The Globe and Mail interviewed Julia Dickson for today’s paper:

That is good – to focus on too big to fail and market discipline – but some of the suggestions for dealing with that are not appropriate, such as determining which institutions are systemic [too big to allow to fail] and trying to assess some sort of capital charge on them.

There are various reasons for that, but I think that designating institutions as systemic will lead them to take more risk, and I think that coming up with the capital charge would be hugely challenging.

Ms. Dickson’s opposition to Treasury’s proposal to designate systemically important institutions is well known, but the fact that “coming up with the capital charge would be hugely challenging” is hardly a reason to ignore the issue.

OSFI has already specified Operation Risk Requirements, which are included in risk weighted assets. One formulation considered acceptable is:

Operational risk is defined as the risk of loss resulting from inadequate or failed internal processes, people and systems or from external events. This definition includes legal risk,66 but excludes strategic and reputational risk.

Banks using the Basic Indicator Approach must hold capital for operational risk equal to the average over the previous three years of a fixed percentage (denoted alpha) of positive annual gross income. Figures for any year in which annual gross income is negative or zero should be excluded from both the numerator and denominator when calculating the average.68 The charge may be expressed as follows:
KBIA = [Σ(GI1…n x α)]/n
Where
KBIA = the capital charge under the Basic Indicator Approach
GI = annual gross income, where positive, over the previous three years
n = number of the previous three years for which gross income is positive
α = 15%, which is set by the Committee, relating the industry wide level of required capital to the industry wide level of the indicator.

Gross Income is a better-than-random proxy for systemic importance and I thing many people will agree that a major part of the Credit Crunch was “inadequate or failed internal processes” related to risk control.
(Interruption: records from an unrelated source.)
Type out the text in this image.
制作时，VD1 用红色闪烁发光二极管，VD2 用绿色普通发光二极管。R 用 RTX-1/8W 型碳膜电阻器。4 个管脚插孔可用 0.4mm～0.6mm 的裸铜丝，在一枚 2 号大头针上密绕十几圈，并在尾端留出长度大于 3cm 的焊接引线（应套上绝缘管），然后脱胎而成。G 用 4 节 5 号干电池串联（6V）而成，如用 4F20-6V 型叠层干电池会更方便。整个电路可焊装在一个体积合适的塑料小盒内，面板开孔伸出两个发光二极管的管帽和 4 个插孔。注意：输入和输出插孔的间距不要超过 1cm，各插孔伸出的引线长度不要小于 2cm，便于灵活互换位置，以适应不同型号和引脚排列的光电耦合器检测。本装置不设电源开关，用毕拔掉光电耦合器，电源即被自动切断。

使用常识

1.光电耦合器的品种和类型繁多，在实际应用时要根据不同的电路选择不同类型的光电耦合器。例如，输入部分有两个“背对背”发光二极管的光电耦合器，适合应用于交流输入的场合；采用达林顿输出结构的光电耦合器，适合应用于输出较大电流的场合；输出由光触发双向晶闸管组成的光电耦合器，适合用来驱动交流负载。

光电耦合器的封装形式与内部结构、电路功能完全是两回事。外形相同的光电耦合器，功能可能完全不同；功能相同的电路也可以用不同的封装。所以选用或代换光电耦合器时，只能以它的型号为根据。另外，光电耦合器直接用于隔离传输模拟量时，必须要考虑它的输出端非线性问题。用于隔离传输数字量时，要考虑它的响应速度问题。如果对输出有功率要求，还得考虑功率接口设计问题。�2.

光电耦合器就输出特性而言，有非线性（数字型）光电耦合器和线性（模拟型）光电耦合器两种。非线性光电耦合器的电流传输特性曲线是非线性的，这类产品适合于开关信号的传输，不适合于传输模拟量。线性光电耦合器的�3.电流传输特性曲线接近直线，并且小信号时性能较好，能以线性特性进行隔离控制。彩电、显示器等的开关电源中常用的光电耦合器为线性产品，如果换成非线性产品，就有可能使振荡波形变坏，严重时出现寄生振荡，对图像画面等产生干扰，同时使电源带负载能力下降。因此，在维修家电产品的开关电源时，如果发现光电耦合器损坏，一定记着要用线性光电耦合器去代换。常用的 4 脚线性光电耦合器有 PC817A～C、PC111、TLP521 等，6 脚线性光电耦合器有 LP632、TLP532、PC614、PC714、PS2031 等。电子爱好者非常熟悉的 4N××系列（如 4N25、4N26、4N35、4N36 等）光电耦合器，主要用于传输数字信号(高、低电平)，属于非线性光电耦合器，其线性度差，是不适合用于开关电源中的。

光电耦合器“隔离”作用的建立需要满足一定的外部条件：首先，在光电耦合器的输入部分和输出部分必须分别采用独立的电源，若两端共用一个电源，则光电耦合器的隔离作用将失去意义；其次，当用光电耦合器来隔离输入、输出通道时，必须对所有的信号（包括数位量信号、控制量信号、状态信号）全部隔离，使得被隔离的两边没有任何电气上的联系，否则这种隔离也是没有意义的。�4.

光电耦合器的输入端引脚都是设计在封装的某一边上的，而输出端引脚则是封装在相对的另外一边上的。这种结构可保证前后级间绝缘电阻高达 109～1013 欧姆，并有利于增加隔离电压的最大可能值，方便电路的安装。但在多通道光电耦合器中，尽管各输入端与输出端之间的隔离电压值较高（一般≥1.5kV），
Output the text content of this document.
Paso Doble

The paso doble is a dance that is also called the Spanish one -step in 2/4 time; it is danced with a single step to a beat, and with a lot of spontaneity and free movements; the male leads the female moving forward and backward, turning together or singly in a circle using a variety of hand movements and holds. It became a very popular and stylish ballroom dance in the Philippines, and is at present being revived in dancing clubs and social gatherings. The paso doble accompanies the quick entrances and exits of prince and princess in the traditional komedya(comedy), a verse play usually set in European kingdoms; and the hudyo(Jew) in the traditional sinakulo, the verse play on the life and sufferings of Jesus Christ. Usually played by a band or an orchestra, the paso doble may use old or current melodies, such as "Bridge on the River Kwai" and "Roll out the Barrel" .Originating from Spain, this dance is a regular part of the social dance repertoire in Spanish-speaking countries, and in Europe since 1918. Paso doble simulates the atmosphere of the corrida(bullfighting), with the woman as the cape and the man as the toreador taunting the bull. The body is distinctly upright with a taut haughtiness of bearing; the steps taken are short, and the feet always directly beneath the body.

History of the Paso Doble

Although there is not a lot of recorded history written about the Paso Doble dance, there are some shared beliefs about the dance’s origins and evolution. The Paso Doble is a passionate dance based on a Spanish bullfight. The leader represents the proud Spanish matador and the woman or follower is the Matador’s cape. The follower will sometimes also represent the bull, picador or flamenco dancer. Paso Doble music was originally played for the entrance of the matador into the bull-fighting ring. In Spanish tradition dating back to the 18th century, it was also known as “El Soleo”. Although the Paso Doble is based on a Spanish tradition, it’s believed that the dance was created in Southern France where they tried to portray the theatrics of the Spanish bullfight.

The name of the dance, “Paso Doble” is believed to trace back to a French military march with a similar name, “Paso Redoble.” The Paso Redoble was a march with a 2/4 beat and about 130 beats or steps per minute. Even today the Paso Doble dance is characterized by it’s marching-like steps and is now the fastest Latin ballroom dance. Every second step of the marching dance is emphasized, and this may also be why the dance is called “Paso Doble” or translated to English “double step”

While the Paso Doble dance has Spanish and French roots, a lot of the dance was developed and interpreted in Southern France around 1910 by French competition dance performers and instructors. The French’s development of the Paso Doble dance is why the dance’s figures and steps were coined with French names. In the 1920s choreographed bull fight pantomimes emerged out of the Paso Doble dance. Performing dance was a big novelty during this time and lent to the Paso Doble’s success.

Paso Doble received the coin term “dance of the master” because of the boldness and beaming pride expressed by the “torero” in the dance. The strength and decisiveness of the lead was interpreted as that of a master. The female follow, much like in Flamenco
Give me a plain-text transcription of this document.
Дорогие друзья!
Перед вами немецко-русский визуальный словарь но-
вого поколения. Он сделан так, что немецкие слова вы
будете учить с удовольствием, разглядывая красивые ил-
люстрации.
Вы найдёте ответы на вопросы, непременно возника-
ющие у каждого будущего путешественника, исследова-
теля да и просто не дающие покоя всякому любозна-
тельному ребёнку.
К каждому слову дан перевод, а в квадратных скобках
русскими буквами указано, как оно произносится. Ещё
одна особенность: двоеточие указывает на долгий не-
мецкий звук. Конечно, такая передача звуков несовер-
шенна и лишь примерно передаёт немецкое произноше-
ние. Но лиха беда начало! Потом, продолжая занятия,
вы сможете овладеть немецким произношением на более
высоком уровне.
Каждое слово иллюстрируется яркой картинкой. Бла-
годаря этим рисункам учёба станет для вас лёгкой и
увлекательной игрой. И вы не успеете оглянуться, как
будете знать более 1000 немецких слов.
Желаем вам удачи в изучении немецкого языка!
If setting α to 15% has proved to be inadequate, try doubling it and see how the back-tests work out. That’s one way. I still prefer a progressive surcharge on Risk-Weighted Assets starting at, say, $250-billion.

We would be more in favour of promoting the idea of contingent capital internationally. So that’s where you have a big chunk of subordinated debt that converts into common equity if the government feels that it has to step in to protect an institution or inject money into the institution. So that’s the kind of position we’re taking internationally, and it’s a huge issue.

I guess if you quantify your proposal simply as a “big chunk of subordinated debt”, the challenge becomes less huge.

Of more interest is the proposed trigger: “if the government feel it has to step in”. The Squam Lake double trigger has attracted some support, but as noted in my commentary on the BoE Financial Stability Report, I feel that such a determination will amount to a death sentence for the affected bank and will therefore come too late to be of use … as well as putting a ridiculous amount of power in the hands of regulators. Let the trigger be the market price of the common; the market understands that, can hedge it and, most importantly, will have some certainty in time of stress.